Regardez autour de vous. Que sont
devenues la fromagerie de Villars, celle de Blamont ? Et les
épiceries ? Les bureaux de poste ? La station-service ? Les
paysans ? Mais ne nous plaignons pas, nous avons encore des médecins et un
collège. Combien de villages n’en ont plus ? Est-ce que tous ces services
n’apportaient pas quelque chose d’invisible, en plus du service lui-même,
quelque chose comme des liens, le sentiment d’être une communauté ? Et
nous tous réunis ici, nous qui sommes assez vieux pour nous souvenir du temps
où il existait encore tout cela, nous savons bien que ce n’est pas la Toile
d’araignée d’Internet ou les petits génies des smartphones qui vont remplacer
de vraies gens, de vraies poignées de mains, de vraies embrassades, de vrais
liens d’affection ou d’amitié entre les générations.

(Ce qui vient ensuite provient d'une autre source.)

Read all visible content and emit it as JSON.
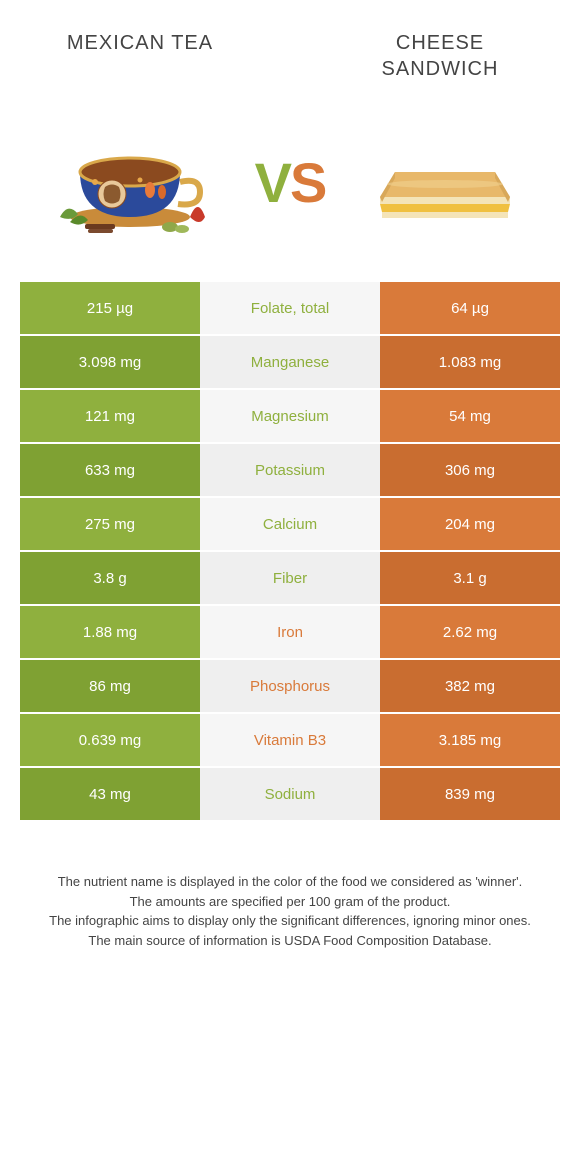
{
  "header": {
    "left_title": "Mexican tea",
    "right_title": "Cheese sandwich"
  },
  "vs": {
    "v": "V",
    "s": "S"
  },
  "colors": {
    "green": "#8fb03e",
    "green_dark": "#7fa133",
    "orange": "#d97a3a",
    "orange_dark": "#c96d30",
    "grey": "#f6f6f6",
    "grey_dark": "#efefef"
  },
  "rows": [
    {
      "left": "215 µg",
      "label": "Folate, total",
      "right": "64 µg",
      "winner": "green"
    },
    {
      "left": "3.098 mg",
      "label": "Manganese",
      "right": "1.083 mg",
      "winner": "green"
    },
    {
      "left": "121 mg",
      "label": "Magnesium",
      "right": "54 mg",
      "winner": "green"
    },
    {
      "left": "633 mg",
      "label": "Potassium",
      "right": "306 mg",
      "winner": "green"
    },
    {
      "left": "275 mg",
      "label": "Calcium",
      "right": "204 mg",
      "winner": "green"
    },
    {
      "left": "3.8 g",
      "label": "Fiber",
      "right": "3.1 g",
      "winner": "green"
    },
    {
      "left": "1.88 mg",
      "label": "Iron",
      "right": "2.62 mg",
      "winner": "orange"
    },
    {
      "left": "86 mg",
      "label": "Phosphorus",
      "right": "382 mg",
      "winner": "orange"
    },
    {
      "left": "0.639 mg",
      "label": "Vitamin B3",
      "right": "3.185 mg",
      "winner": "orange"
    },
    {
      "left": "43 mg",
      "label": "Sodium",
      "right": "839 mg",
      "winner": "green"
    }
  ],
  "footer": {
    "line1": "The nutrient name is displayed in the color of the food we considered as 'winner'.",
    "line2": "The amounts are specified per 100 gram of the product.",
    "line3": "The infographic aims to display only the significant differences, ignoring minor ones.",
    "line4": "The main source of information is USDA Food Composition Database."
  }
}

Ces inventions viennent en
plus, pour enrichir le monde où nous vivons. D’ailleurs, je crois me souvenir
que la Maison pour Tous a participé à l’introduction de l’Internet sur le
Plateau. Mais il ne faut pas qu’elles se substituent à ce qui était bon dans la
communauté de jadis.
Heureusement, de vaillants
citoyens y veillent et continuent à ramer à contre-courant depuis presque un
demi-siècle en travaillant pour des choses qui ne se vendent pas, qui ne sont
pas rentables. En travaillant pour que leur cité ne soie pas qu’une
cité-dortoir. Et, dans d’autres campagnes, dans d’autres villes, des milliers
d’associations oeuvrent dans le même sens. Et vous qui m’écoutez, vous en
faites partie.
C’est cela qui doit rester dans
le cœur des habitants du Plateau. Du moins, c’est cela qu’il faut préserver.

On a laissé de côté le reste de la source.